Graph the y-intercept (0,-10), the x-intercepts (-5,0) and (2,0) and the vertex `(-3/2,-49/4)`

Explanation:

To find the y-intercept, let x = 0 in the original equation:
`y=x^2+3x-10`
`y=(0)^2+3(0)-10`
`y=-10`
So the y-intercept is (0, -10)

To find the x-intercepts, let y=0
`y=x^2+3x-10`
`0=x^2+3x-10`

Now, factor the expression:
`0=(x+5)(x-2)`

Using the zero product rule, set each bracket equal to zero:
`x+5=0` or `x-2=0`
Giving the result
`x=-5` and `x=2`
So the x-intercepts are `(-5,0) and (2,0)`

The vertex is on the line (called the axis of symmetry) that is half-way between the x-intercepts.

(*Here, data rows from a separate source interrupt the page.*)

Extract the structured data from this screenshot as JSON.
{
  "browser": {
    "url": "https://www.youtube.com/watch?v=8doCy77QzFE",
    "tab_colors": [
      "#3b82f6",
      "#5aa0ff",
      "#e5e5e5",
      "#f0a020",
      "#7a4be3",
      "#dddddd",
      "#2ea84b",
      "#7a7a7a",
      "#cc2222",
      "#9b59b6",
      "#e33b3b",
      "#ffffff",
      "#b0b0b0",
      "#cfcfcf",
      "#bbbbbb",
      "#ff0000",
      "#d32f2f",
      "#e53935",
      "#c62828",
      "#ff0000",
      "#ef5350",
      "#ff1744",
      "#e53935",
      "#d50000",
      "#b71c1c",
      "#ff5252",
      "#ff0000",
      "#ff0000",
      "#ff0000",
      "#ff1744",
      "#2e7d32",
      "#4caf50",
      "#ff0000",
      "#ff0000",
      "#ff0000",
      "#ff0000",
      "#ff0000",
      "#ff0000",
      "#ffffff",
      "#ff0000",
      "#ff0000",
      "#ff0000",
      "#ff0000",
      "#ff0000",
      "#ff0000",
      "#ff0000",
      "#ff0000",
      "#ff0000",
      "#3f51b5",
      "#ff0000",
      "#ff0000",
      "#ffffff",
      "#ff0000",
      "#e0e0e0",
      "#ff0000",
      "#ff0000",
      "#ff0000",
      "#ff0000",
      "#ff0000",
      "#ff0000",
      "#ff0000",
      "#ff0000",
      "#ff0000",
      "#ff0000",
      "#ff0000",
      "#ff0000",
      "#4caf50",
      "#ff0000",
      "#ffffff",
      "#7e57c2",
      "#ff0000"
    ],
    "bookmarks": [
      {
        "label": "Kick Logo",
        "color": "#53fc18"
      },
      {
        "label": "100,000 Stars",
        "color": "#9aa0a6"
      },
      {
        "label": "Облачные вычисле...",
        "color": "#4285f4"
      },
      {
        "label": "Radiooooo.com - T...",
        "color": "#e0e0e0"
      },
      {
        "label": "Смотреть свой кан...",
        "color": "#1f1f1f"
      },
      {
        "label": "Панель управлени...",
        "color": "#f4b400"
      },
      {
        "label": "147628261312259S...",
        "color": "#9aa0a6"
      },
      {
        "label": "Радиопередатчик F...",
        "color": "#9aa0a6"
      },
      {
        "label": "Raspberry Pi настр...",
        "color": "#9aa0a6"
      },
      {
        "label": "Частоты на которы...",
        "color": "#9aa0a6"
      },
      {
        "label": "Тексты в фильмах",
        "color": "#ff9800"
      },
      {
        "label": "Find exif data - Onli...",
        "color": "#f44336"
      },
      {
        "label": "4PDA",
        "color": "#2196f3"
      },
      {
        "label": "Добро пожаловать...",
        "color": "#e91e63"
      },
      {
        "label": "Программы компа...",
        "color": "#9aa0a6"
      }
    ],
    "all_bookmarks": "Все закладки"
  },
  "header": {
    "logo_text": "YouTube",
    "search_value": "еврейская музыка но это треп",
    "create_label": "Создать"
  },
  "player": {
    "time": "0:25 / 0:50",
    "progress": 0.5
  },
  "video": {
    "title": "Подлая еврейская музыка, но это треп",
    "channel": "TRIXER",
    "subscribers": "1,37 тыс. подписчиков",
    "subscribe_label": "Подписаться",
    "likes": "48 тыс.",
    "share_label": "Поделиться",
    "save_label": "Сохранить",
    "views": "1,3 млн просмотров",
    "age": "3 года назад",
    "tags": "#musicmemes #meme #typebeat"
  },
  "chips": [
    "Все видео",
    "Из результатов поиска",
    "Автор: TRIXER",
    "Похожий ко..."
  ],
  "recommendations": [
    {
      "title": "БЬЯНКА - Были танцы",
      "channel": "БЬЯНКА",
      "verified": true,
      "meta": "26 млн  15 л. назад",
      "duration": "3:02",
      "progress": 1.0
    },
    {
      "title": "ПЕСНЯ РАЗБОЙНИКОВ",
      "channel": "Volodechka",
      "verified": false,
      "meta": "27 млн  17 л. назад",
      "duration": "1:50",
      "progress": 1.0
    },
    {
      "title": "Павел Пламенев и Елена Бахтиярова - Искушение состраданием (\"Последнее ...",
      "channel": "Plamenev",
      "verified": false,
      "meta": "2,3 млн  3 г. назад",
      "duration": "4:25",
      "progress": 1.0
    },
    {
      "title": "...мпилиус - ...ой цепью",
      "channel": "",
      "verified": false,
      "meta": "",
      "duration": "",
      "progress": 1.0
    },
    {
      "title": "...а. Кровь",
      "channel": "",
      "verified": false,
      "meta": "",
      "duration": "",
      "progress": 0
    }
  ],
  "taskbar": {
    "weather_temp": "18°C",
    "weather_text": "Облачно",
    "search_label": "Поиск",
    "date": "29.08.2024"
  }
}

To find the half-way value, find the midpoint between the x-intercepts:
`(x_1+x_2)/2=(-5+2)/2`
`color(white)(aaaaaaa)` `=-3/2`
So the axis of symmetry is `x=-3/2`, and to find the y value of the vertex, substitute this value for x into the equation `y=x^2+3x-10`
`y=(-3/2)^2+3(-3/2)-10`
`y=9/4-9/2-10`
Getting common denominators and adding,
`y=9/4-18/4-40/4`
`y=-49/4`
Therefore the vertex of the parabola is `(-3/2,-49/4)`

Graph the parabola by plotting the vertex, the y-intercept and the x-intercepts and an additional point (-3,-10) which is the matching point to the y-intercept on the other side of the axis of symmetry. These 5 points should give a reasonable representation of the graph of the parabola.